Лена озадачено посмотрела на отца.
– Ах ты, негодник! – раздался громкий крик матери. Вспомнив про перевёрнутую тарелку с котлетами, Лена поспешила на возглас. Аркадий Викторович последовал за ней.
Целых котлет почти не осталось. Каждая была либо съедена наполовину, либо надкушена с одного бока. Раздувшийся от изобилия поглощённой еды Рыжик, несмотря на громкий вопль, дожёвывал очередной кусок.
– И что же за день сегодня такой, – причитала женщина. – А ещё говорят, что желудок у котёнка меньше напёрстка.
– Это смотря какого размера палец. – В синих глазах Аркадия Викторовича заискрилась улыбка.
– А раньше за ней такое водилось – опаздывать, не приходить? – Лена, не обращая внимания на котёнка, продолжала задавать матери вопросы.
– Да что ты меня пытаешь, откуда я знаю.
– Вот ты, дочка, и разузнай, ты же у нас сыщик, – предложил отец.
– Для этого должно поступить заявление. – Лена присела, чтобы собрать котлеты с пола.
– Не думал я, что ты у нас такая формалистка. – Слова отца прозвучали как обвинение.
– Я не формалистка, просто с чего вдруг её искать. Может, она укатила куда‑нибудь с любовником. Времени прошло всего ничего, как я понимаю. Никто из родных в розыск не подал. У меня нет оснований. – Лена уговаривала сама себя. Где‑то там «под ложечкой» сверлило нехорошее предчувствие.
– Ты же в знаки веришь, – не унимался отец.
– И что? Какие тут знаки?
– А самые что ни на есть верные. Чтобы прима не явилась на премьеру – случай, в самом деле, из ряда вон. Так? И именно сегодня, когда мы туда пошли.
– Кроме вас там ещё были люди.
– Да, но не у всех дочери – следователи. И ты, заметь, встретила нас в форме. С чего вдруг?
– Да просто решила примерить.
– Вот! Ничего просто так не происходит, – то ли в шутку, то ли всерьёз рассуждал Аркадий Викторович.

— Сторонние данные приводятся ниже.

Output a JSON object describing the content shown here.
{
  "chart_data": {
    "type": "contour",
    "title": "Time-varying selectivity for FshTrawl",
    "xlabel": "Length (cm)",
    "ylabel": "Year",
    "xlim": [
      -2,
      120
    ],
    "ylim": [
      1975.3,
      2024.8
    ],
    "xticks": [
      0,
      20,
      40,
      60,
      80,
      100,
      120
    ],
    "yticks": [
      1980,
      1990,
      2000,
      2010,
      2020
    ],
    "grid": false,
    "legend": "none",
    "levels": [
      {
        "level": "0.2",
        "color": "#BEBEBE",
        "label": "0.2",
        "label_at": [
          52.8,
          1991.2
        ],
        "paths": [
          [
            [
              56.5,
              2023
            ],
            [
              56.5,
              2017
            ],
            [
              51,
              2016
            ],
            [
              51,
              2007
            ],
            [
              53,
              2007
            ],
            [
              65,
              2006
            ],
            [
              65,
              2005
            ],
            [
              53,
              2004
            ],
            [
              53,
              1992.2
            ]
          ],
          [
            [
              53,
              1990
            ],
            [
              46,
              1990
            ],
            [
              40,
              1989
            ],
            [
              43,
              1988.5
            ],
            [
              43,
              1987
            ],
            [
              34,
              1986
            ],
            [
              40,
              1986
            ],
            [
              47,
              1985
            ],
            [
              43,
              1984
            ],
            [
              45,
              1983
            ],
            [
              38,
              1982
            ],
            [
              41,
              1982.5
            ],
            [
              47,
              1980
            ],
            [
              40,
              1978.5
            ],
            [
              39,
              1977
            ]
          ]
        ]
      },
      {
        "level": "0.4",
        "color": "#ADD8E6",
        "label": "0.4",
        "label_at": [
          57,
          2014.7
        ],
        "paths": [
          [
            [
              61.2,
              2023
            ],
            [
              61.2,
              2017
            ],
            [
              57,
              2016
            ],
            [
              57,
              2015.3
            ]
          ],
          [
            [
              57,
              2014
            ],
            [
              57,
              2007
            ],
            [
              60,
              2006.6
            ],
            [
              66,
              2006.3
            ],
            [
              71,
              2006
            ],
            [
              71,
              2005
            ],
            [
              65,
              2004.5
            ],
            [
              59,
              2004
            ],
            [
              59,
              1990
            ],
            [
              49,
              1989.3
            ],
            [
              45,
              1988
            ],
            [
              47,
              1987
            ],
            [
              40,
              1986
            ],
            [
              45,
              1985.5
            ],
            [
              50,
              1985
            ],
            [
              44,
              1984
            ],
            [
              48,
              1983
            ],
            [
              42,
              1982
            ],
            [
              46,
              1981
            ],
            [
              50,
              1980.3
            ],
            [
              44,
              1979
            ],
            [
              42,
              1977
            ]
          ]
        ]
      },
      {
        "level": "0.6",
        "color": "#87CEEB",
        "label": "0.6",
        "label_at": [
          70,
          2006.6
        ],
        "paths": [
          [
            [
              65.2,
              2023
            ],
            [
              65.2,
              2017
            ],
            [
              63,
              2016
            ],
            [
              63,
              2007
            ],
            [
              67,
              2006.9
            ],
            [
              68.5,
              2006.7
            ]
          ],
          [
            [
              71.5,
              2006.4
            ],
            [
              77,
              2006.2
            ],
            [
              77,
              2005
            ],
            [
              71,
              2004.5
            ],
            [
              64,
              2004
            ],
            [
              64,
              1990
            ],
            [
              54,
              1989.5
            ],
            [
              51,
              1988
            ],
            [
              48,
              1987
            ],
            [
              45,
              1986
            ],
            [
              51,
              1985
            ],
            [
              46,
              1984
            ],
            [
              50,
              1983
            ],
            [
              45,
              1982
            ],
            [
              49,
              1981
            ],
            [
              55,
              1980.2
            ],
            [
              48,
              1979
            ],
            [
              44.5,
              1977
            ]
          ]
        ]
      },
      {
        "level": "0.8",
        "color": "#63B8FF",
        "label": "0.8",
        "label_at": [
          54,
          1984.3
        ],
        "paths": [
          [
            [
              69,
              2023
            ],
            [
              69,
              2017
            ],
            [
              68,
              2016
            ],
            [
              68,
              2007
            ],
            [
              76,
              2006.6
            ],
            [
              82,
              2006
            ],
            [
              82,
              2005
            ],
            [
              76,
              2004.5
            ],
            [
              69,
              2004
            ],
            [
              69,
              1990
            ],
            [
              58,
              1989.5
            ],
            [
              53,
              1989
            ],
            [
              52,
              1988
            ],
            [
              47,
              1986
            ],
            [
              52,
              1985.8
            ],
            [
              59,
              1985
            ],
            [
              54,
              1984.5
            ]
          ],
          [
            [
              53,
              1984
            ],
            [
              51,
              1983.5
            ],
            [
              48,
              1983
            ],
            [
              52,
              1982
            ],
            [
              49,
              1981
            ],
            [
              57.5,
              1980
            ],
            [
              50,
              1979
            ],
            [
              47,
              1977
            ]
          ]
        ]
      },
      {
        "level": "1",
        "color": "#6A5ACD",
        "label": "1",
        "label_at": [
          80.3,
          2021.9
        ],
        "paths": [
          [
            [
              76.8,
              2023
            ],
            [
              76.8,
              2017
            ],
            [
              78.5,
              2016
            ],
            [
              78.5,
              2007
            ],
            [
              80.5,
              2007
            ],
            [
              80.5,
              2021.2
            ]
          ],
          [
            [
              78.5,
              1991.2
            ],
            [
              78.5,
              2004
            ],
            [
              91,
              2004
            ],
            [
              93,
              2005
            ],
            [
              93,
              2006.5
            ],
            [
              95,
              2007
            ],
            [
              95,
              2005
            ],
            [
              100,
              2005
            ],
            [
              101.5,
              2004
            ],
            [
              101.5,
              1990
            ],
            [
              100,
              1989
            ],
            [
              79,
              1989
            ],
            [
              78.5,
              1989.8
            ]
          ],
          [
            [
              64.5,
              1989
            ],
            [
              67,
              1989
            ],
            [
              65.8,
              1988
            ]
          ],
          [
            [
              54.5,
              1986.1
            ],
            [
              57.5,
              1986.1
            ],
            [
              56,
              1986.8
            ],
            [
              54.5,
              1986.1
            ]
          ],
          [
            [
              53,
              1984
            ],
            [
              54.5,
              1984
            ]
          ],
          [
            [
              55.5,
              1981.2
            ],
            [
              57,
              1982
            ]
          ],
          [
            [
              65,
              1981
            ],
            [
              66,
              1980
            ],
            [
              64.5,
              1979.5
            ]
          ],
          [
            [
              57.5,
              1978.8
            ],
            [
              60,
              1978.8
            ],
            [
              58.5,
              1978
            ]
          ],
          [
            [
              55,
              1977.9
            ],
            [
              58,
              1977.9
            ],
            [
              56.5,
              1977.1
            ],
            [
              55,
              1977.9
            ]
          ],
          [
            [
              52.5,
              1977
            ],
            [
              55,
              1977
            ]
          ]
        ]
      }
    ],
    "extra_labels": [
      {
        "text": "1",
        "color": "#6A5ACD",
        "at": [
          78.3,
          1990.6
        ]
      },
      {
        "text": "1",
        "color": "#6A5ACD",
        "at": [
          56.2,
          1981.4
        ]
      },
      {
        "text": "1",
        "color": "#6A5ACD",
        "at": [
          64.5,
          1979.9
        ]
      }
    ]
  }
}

– Папа, но ты же в знаки не веришь. – Лена сделала последнюю попытку отвертеться.
– Я нет. Но ты же веришь.
– Ладно, завтра схожу в театр. Может, к тому времени она сама объявится.
Глава вторая
– Театр начинается с вешалки не только для зрителей, но и для всех служителей Мельпомены, – с расстановкой пояснила Станислава Афанасьевна. Гладко причёсанные с серебряной проседью волосы и тёмный, почти чёрный костюм придавали пожилой женщине значительность не только в собственных глазах, но, наверняка, и в глазах окружающих. Встретив Рязанцеву в фойе, она любезно предложила ей провести небольшую экскурсию по театру.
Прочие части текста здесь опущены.